The bus runs on Monday, Wednesday and Friday. Josh had accidentally, but very frustratingly, left his camera in Jerusalem so we were relying on his smartphone camera to capture the moments. Thankfully the beautiful Melissa had an awesome camera and donated her pictures to us for use – thanks Melissa!

We had a different driver this time and he seemed almost shy, nothing like our talkative guide on the Coastal Route. He refused to use the microphone so we could not hear much of what he said, which wasn’t much anyway. He didn’t really explain where we were going or what we were doing, just dropped us off and told us when to be back. I found this very frustrating because I had no idea about some of the places.

I later found out there is a free app you can download that has a description of each place on the journey. This would have been wonderful if the driver could have told us about this app at the beginning of the journey. But we made the most of it and Wikipedia on the phone filled in the blanks. 


Our first stop was Safed. Located at an elevation of 900 metres (2,953 ft), Safed is the highest city in Israel. Since the 16th century, Safed has been considered one of Judaism's Four Holy Cities, along with Jerusalem, Hebron and Tiberias. More widely known, however, is that the city has remained a center of Kabbalah, also known as Jewish mysticism.

Most tourist busses drive to the top of the town, but not our driver, he wanted us to work. He dropped us at the very bottom where we struggled to climb the many steps to the top.

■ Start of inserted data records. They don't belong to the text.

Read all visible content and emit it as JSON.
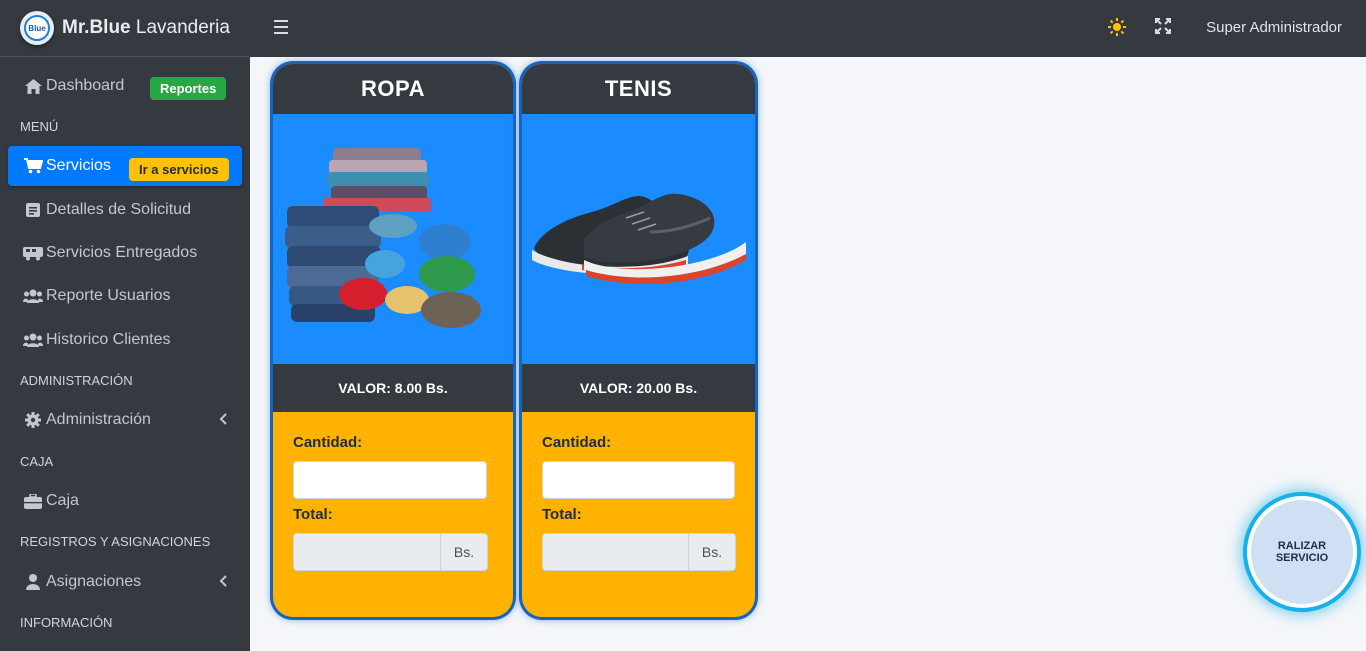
{
  "brand": {
    "name_bold": "Mr.Blue",
    "name_rest": "Lavanderia",
    "logo_text": "Blue"
  },
  "topbar": {
    "user": "Super Administrador"
  },
  "sidebar": {
    "dashboard": {
      "label": "Dashboard",
      "badge": "Reportes"
    },
    "header_menu": "MENÚ",
    "servicios": {
      "label": "Servicios",
      "badge": "Ir a servicios"
    },
    "detalles": "Detalles de Solicitud",
    "entregados": "Servicios Entregados",
    "reporte_usuarios": "Reporte Usuarios",
    "historico": "Historico Clientes",
    "header_admin": "ADMINISTRACIÓN",
    "administracion": "Administración",
    "header_caja": "CAJA",
    "caja": "Caja",
    "header_registros": "REGISTROS Y ASIGNACIONES",
    "asignaciones": "Asignaciones",
    "header_info": "INFORMACIÓN"
  },
  "cards": [
    {
      "title": "ROPA",
      "price": "VALOR: 8.00 Bs.",
      "qty_label": "Cantidad:",
      "total_label": "Total:",
      "currency": "Bs."
    },
    {
      "title": "TENIS",
      "price": "VALOR: 20.00 Bs.",
      "qty_label": "Cantidad:",
      "total_label": "Total:",
      "currency": "Bs."
    }
  ],
  "fab_label": "RALIZAR SERVICIO",
  "colors": {
    "sidebar": "#343a40",
    "active": "#007bff",
    "card_body": "#ffb300",
    "card_image_bg": "#1a8cff",
    "fab_glow": "#18b0e8"
  },
  "icons": [
    "home-icon",
    "cart-icon",
    "file-icon",
    "truck-icon",
    "users-icon",
    "gear-icon",
    "briefcase-icon",
    "user-icon",
    "sun-icon",
    "expand-icon",
    "hamburger-icon",
    "chevron-left-icon"
  ]
}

We reached the monument near the highest place of the town where one of the decisive battles in the 6 Day War took place in 1967. We found a convenient ice cream shop and a well-equipped playground where the kids played and ran around. It was a long stop and one we didn’t feel really needed it, unless you’re an art fan as the city is jam-packed full of colourful artwork. Finally it was time to go back to the bus. We wandered through some alleyways and found delightful local paintings and handmade items. We even stopped to have a conversation with a lovely old gentleman who told us we were completely blessed by our children. We agreed. 

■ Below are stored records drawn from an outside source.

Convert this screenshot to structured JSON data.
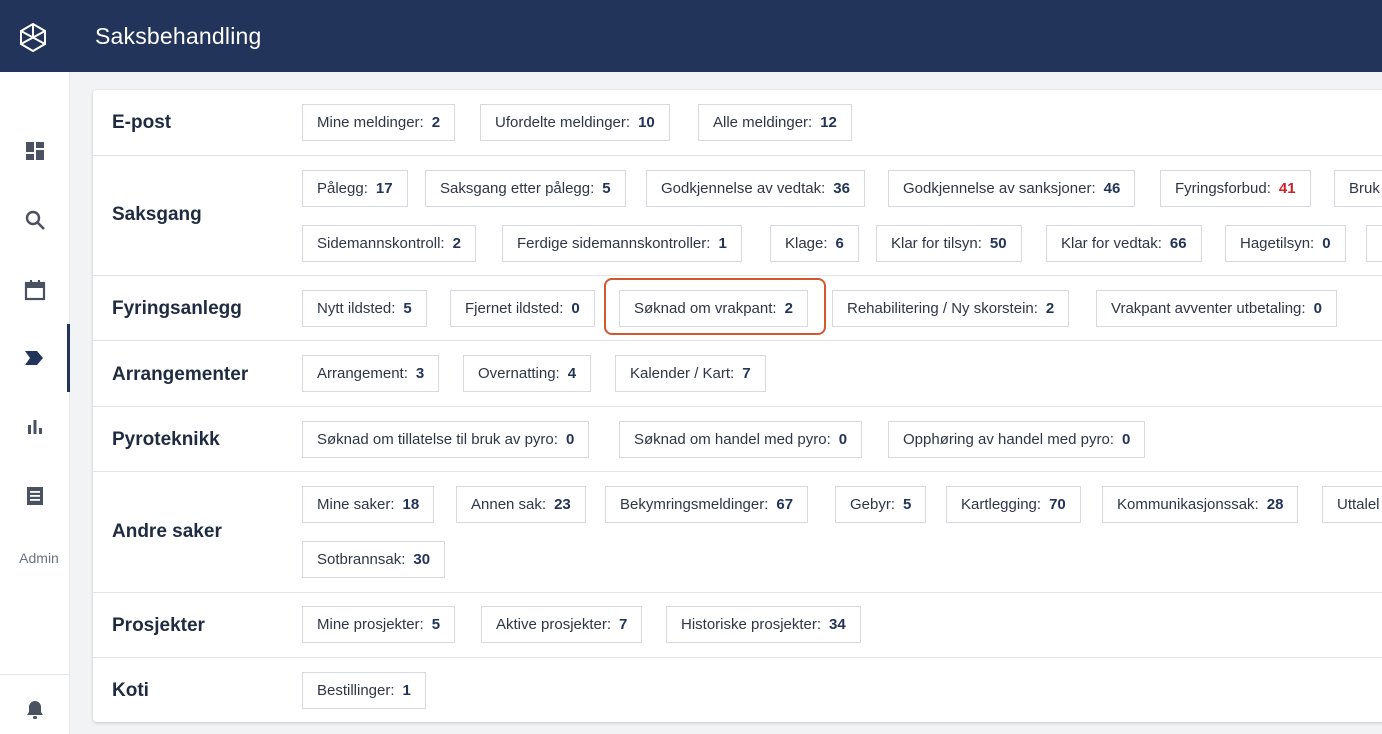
{
  "header": {
    "title": "Saksbehandling"
  },
  "sidebar": {
    "admin_label": "Admin"
  },
  "sections": {
    "epost": {
      "label": "E-post",
      "chips": [
        {
          "label": "Mine meldinger:",
          "count": "2"
        },
        {
          "label": "Ufordelte meldinger:",
          "count": "10"
        },
        {
          "label": "Alle meldinger:",
          "count": "12"
        }
      ]
    },
    "saksgang": {
      "label": "Saksgang",
      "chips": [
        {
          "label": "Pålegg:",
          "count": "17"
        },
        {
          "label": "Saksgang etter pålegg:",
          "count": "5"
        },
        {
          "label": "Godkjennelse av vedtak:",
          "count": "36"
        },
        {
          "label": "Godkjennelse av sanksjoner:",
          "count": "46"
        },
        {
          "label": "Fyringsforbud:",
          "count": "41"
        },
        {
          "label": "Bruk",
          "count": ""
        },
        {
          "label": "Sidemannskontroll:",
          "count": "2"
        },
        {
          "label": "Ferdige sidemannskontroller:",
          "count": "1"
        },
        {
          "label": "Klage:",
          "count": "6"
        },
        {
          "label": "Klar for tilsyn:",
          "count": "50"
        },
        {
          "label": "Klar for vedtak:",
          "count": "66"
        },
        {
          "label": "Hagetilsyn:",
          "count": "0"
        }
      ]
    },
    "fyringsanlegg": {
      "label": "Fyringsanlegg",
      "chips": [
        {
          "label": "Nytt ildsted:",
          "count": "5"
        },
        {
          "label": "Fjernet ildsted:",
          "count": "0"
        },
        {
          "label": "Søknad om vrakpant:",
          "count": "2"
        },
        {
          "label": "Rehabilitering / Ny skorstein:",
          "count": "2"
        },
        {
          "label": "Vrakpant avventer utbetaling:",
          "count": "0"
        }
      ]
    },
    "arrangementer": {
      "label": "Arrangementer",
      "chips": [
        {
          "label": "Arrangement:",
          "count": "3"
        },
        {
          "label": "Overnatting:",
          "count": "4"
        },
        {
          "label": "Kalender / Kart:",
          "count": "7"
        }
      ]
    },
    "pyroteknikk": {
      "label": "Pyroteknikk",
      "chips": [
        {
          "label": "Søknad om tillatelse til bruk av pyro:",
          "count": "0"
        },
        {
          "label": "Søknad om handel med pyro:",
          "count": "0"
        },
        {
          "label": "Opphøring av handel med pyro:",
          "count": "0"
        }
      ]
    },
    "andre": {
      "label": "Andre saker",
      "chips": [
        {
          "label": "Mine saker:",
          "count": "18"
        },
        {
          "label": "Annen sak:",
          "count": "23"
        },
        {
          "label": "Bekymringsmeldinger:",
          "count": "67"
        },
        {
          "label": "Gebyr:",
          "count": "5"
        },
        {
          "label": "Kartlegging:",
          "count": "70"
        },
        {
          "label": "Kommunikasjonssak:",
          "count": "28"
        },
        {
          "label": "Uttalel",
          "count": ""
        },
        {
          "label": "Sotbrannsak:",
          "count": "30"
        }
      ]
    },
    "prosjekter": {
      "label": "Prosjekter",
      "chips": [
        {
          "label": "Mine prosjekter:",
          "count": "5"
        },
        {
          "label": "Aktive prosjekter:",
          "count": "7"
        },
        {
          "label": "Historiske prosjekter:",
          "count": "34"
        }
      ]
    },
    "koti": {
      "label": "Koti",
      "chips": [
        {
          "label": "Bestillinger:",
          "count": "1"
        }
      ]
    }
  },
  "colors": {
    "header_bg": "#223459",
    "count_alert": "#d0202a",
    "highlight": "#d4572f"
  }
}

Capernaum Greek Orthodox Church

Back on the bus we headed to our next stop at Capernaum. We had been to Capernaum on our Golan Heights tour so were rather disinterested until we realized we were going to the pink domed Greek Orthodox Church. The Orthodox Church is located on the eastern side of the ruined village, the hometown of Jesus. And it is pink.



The Church has free entry and is magnificent. The interior is filled from floor to ceiling with painted murals on the life and death of Jesus Christ. Intricate and fascinating, each picture telling a whole bible story. It was astonishingly beautiful, in fact one of the most beautiful church interiors Josh had ever seen.

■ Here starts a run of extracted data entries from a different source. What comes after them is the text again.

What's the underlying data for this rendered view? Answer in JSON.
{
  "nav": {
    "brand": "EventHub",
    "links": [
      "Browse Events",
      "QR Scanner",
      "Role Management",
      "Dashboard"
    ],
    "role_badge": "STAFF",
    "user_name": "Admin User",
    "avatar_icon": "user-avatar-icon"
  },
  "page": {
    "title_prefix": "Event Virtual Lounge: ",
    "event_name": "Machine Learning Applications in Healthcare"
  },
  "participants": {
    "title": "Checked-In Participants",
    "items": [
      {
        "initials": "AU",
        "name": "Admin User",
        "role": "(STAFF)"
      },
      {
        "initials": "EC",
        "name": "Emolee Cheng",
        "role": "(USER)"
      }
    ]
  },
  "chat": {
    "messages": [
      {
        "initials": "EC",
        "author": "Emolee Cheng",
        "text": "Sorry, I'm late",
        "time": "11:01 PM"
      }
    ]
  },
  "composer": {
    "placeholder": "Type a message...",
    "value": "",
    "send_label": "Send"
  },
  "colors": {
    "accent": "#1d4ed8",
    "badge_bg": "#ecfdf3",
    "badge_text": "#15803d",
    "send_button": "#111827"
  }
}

Outside the Church the grounds are shady with grapevines and manicured gardens overlooking the Sea of Galilee. The site of the church was selected as it was believed to be where the disciple Peter walked on water.

Beit Shean

It was a long drive after Capernaum as we skipped Tiberias and made our way through the Jordan River Valley until we came to Beit Shean. The kids were asleep by this point and we didn’t want to take them out of the air-conditioned bus into the extreme heat so Josh opted to stay in the bus with them while Melissa and I explored the ruins.


Beit Shean had an important historical role due to its geographical location at the junction of the Jordan River Valley and Jezreel Valley. It is estimated that the settlement began 5000-6000 years ago. A tour of Beit Shean is like a walk through time, it is one of the most ancient cities in the country.

The city had many conquerors, among them the Egyptians some 3,500 years ago. A few hundred years later, the Philistines conquered it, it also became part of the kingdoms of David and Solomon, and was eventually destroyed in a fire, apparently at the hands of the King of Assyria in 732 BCE.

The city extended over an area of some 370 acres, and you can still see the remains of the wall that surrounded it. In addition, several impressive buildings have been uncovered in the national park, including a theatre (still used for events and shows), a public bathhouse (the largest found to date in Israel), two magnificent colonnaded streets, a Roman temple and loads more.


I loved the whole area. It was captivating. It was also extremely hot and Melissa and I only managed about 40 minutes in the scorching 40-degree sun before retreating into the gift shop for some water and air-conditioning. We then sat in the shade for 20 minutes awaiting the return of our bus.

St George’s Monastery

Back in the bus we passed by the Allenby Bridge Border Crossing and bypassed the northern end of the Dead Sea to a lookout at Wadi Qelt for one of the most remarkable sights I have ever seen.


Climbing a rocky hill in the hot afternoon sun, we met a friendly Bedouin youngster desperate to sell us locally created paraphernalia. Instead Josh offered him his very own sunglasses. The kid was over the moon. Once we crested the climb we stopped in amazement.


Across the valley clinging on the side of a cliff was a sixth-century monastery, still active and inhabited by Greek Orthodox monks. It can only be reached by a pedestrian bridge across the Wadi Qelt, which many imagine to be Psalm 23's Valley of the Shadow. We never got to actually visit it up close, but the views across the valley were magnificent and I sat for a while admiring the structure. It is almost like a fiction novel jumping out of the pages.


St. George's Monastery began with a few monks who sought the desert experiences of the biblical prophets, and settled around a cave where they believed Elijah was fed by ravens.

I would have loved to see it up close, but the site is only accessible by ATVs or via a 2-hour walk.



We climbed back aboard our bus and made the last half hour trip back to Jerusalem. We made farewells to Melissa hoping to meet again on our travels. We reclaimed Josh’s camera at Abraham Hostel and headed to the parking lot where we had left our car for the last few days. As it was evening no one was manning the parking lot boom gate, which they just left open, so we effectively had free parking.

It was a short drive to our friend’s house in Talpiyot where we settled in for the night before our journey continued into the unknown wilderness.